Nous venons de voir que les bases moléculaires de la reconnaissance non spécifique de l’ADN réalisée par le répresseur Lactose ont pu être élucidées avec la résolution de la structure du complexe non spécifique mais ce complexe non spécifique se doit d’être transitoire afin de permettre la diffusion de la protéine le long de l’ADN génomique. Des expériences ont été mises en œuvre afin de mettre en évidence l’aspect transitoire de cette interaction non spécifique.

Figure 33 : Comparaison de la reconnaissance spécifique et non spécifique de l’ADN réalisées par le répresseur Lactose.

(A) Représentations schématiques des structures en solution du répresseur Lactose libre, en interaction non spécifique avec l’ADN (code PDB 1osl) et en interaction spécifique avec l’ADN (code PDB 1l1m). (B) Détails des contacts intermoléculaires observés dans chacun des complexes. (Kalodimos et al., 2004a).

Dans un premier temps, les mouvements de l’ordre de la milliseconde ont été étudiés dans le système répresseur Lac/cible ADN. L’amplitude de ces mouvements peut être explorée en étudiant la relaxation des atomes d’azote 15N formant le squelette peptidique. On peut avoir accès aux

mouvements de l’ordre de la milliseconde en déterminant le terme d’échange (souvent appelé Rex) qui

donne accès à la constante de temps associée à des changements conformationnels de la chaîne polypeptidique. Il apparaît donc que lorsqu’une chaîne polypeptidique est très contrainte, comme c’est le cas dans un complexe protéine ADN spécifique, et qu’elle reste figée dans sa conformation, les termes d’échange (Rex) des noyaux 15N du squelette peptidique sont relativement faibles. Les mesures

des termes d’échange ont été réalisées sur le répresseur Lactose dans sa forme libre mais aussi pour les complexes spécifique et non spécifique avec l’ADN (Figure 34B). Peu de termes d’échange

conformationnel sont retrouvés dans le complexe spécifique, ce qui signifie que la protéine est très stable et présente peu de mouvements de l’ordre de la milliseconde. En revanche, dans le complexe non spécifique, la chaîne polypeptidique apparaît extrêmement dynamique dans cette gamme de temps. De plus, ces mouvements sont localisés au niveau de l’interface protéine ADN, témoignant d’une association relativement labile entre la protéine et la cible non spécifique. Ces résultats ont été confirmés par des mesures cinétiques d’échange H/D et le calcul de facteurs de protection des protons amines (Figure 34C). Il apparaît clairement que l’interface protéine ADN est beaucoup moins accessible au solvant dans le complexe spécifique, ce qui confirme une interaction forte (basée sur des contacts spécifiques) entre les deux partenaires en comparaison avec le complexe non spécifique qui sera beaucoup plus labile et donc plus accessible au solvant (Kalodimos et al., 2004a, Kalodimos et al., 2004b).

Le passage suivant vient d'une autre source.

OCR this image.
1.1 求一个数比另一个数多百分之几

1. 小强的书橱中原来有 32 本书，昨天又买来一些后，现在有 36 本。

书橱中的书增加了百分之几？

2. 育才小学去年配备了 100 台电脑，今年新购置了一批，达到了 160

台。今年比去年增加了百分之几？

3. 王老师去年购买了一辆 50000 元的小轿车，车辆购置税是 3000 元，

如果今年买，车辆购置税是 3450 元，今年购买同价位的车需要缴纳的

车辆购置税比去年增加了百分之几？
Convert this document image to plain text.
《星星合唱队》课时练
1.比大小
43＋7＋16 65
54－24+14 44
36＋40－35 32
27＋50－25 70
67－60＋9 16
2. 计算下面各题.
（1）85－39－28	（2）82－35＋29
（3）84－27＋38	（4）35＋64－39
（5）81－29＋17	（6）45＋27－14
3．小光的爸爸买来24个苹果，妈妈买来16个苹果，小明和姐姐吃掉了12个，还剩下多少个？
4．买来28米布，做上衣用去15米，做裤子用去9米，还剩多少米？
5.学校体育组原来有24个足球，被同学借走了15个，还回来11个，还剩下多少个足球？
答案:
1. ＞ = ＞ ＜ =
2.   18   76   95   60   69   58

Figure 34 : Caractérisation structurale, dynamique et de la protection à l’échange proton/deutérium de la voie de reconnaissance de l’ADN du répresseur Lactose.

(A) Représentations schématiques des structures en solution du répresseur Lac libre, en complexe non spécifique (code PDB 1osl) et en complexe spécifique (code PDB 1l1m). (B) Représentations sur les modèles structuraux des termes d’échanges lents observés dans les différents cas de figures (forme libre, complexe non spécifique et complexe spécifique). (C) Représentations sur les modèles structuraux des facteurs de protection à l’échange proton/deutérium observés dans les différents cas de figures (forme libre, complexe non spécifique et complexe spécifique). (Kalodimos et al., 2004a, Kalodimos et al., 2004b).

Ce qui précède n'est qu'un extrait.